Dat de gedraging is verricht, moet voldoende blijken uit de beschikbare gegevens. Of van de juistheid van deze gegevens kan worden uitgegaan, is ervan afhankelijk of de betrokkene argumenten heeft aangevoerd die leiden tot twijfel aan de juistheid van (delen van) die gegevens dan wel het dossier daar aanleiding toe geeft. De kantonrechter is van oordeel dat uit de stukken die zich in het dossier bevinden – met name uit de aanvullende verklaring van de verbalisant – voldoende blijkt dat de gedraging waarvoor de boete is opgelegd, is verricht. Betrokkene heeft onvoldoende feiten en omstandigheden aangevoerd die aanleiding geven om te twijfelen aan de verklaring en de waarneming van de verbalisant. De boete is dus terecht opgelegd. De kantonrechter ziet in hetgeen betrokkene heeft aangevoerd ook geen reden om de boete te matigen. Het beroep wordt daarom ongegrond verklaard.

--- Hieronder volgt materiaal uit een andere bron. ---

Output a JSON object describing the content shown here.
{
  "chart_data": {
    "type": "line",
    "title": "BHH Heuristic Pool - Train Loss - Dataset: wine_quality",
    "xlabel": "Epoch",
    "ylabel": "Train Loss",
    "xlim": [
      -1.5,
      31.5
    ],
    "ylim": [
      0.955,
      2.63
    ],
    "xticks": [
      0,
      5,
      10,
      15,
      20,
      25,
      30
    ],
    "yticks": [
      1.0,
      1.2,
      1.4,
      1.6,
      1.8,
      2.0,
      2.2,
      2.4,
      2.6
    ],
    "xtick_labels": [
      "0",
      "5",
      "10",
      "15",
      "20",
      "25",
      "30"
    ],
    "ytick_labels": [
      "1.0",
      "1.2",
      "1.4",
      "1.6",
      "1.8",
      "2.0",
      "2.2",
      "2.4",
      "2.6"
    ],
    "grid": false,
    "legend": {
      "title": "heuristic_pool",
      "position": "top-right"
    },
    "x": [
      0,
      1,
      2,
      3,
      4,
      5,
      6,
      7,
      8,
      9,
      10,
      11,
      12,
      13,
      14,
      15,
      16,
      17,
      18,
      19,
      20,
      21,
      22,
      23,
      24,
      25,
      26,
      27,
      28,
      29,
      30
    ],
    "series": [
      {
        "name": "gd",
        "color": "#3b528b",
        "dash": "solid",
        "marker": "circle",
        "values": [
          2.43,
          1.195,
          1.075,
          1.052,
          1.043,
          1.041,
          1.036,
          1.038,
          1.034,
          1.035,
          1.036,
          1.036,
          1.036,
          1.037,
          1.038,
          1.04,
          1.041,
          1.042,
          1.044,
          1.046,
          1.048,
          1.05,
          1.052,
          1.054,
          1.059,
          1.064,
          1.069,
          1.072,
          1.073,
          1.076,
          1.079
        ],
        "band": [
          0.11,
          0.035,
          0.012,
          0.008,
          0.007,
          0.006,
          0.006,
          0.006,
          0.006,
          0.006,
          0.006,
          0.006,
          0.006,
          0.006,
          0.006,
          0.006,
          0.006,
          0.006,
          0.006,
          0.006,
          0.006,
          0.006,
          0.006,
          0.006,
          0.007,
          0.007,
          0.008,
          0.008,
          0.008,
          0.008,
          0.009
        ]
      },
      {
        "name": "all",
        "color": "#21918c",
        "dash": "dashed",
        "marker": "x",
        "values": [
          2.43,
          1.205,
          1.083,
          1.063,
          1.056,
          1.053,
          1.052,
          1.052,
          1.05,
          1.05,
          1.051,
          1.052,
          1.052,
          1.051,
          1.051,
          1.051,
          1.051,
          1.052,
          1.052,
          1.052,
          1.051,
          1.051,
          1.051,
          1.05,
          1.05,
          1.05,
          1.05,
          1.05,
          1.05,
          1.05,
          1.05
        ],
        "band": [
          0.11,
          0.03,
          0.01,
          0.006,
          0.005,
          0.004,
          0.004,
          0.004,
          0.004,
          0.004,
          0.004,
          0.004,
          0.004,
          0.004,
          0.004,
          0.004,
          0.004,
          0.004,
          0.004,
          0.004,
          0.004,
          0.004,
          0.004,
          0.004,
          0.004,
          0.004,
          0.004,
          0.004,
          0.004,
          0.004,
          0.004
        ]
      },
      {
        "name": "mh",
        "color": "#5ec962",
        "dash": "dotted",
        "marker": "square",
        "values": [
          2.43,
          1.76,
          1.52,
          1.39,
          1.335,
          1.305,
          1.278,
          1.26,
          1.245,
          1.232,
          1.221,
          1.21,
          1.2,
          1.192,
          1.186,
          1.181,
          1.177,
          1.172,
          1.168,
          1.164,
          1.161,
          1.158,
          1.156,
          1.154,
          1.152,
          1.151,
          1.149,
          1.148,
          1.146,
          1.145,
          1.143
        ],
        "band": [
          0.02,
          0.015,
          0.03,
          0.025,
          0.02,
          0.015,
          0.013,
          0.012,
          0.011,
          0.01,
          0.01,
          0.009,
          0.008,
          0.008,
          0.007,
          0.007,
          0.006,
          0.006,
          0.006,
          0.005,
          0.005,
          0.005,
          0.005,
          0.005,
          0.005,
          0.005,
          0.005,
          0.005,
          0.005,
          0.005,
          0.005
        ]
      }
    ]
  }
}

Nu het beroep tegen de boete ongegrond wordt verklaard ziet de kantonrechter geen aanleiding om proceskosten toe te kennen.

De uitspraak

De kantonrechter:
‒ verklaart het beroep opgelegd ongegrond.
‒ wijst het verzoek op vergoeding van de proceskosten af.
Deze uitspraak is gedaan door mr. B. Voogd, kantonrechter, bijgestaan door de griffier, en in het openbaar uitgesproken.
De griffier De kantonrechter
Tegen deze uitspraak kan op grond van artikel 14 WAHV hoger beroep worden ingesteld bij het gerechtshof Arnhem-Leeuwarden, binnen 6 weken na de hieronder vermelde dag van toezending. Hoger beroep is in beginsel alleen mogelijk als de boete in de uitspraak is bepaald op een bedrag van meer dan € 70,00. Het beroepschrift moet worden verzonden aan de afdeling Kanton van de rechtbank Noord-Holland, Postbus 251, 1800 BG Alkmaar. De wet gaat uit van een geheel schriftelijke procedure in hoger beroep, tenzij door u bij het beroepschrift uitdrukkelijk om een mondelinge behandeling van de zaak is verzocht.
Het instellen van hoger beroep per e-mail is niet mogelijk.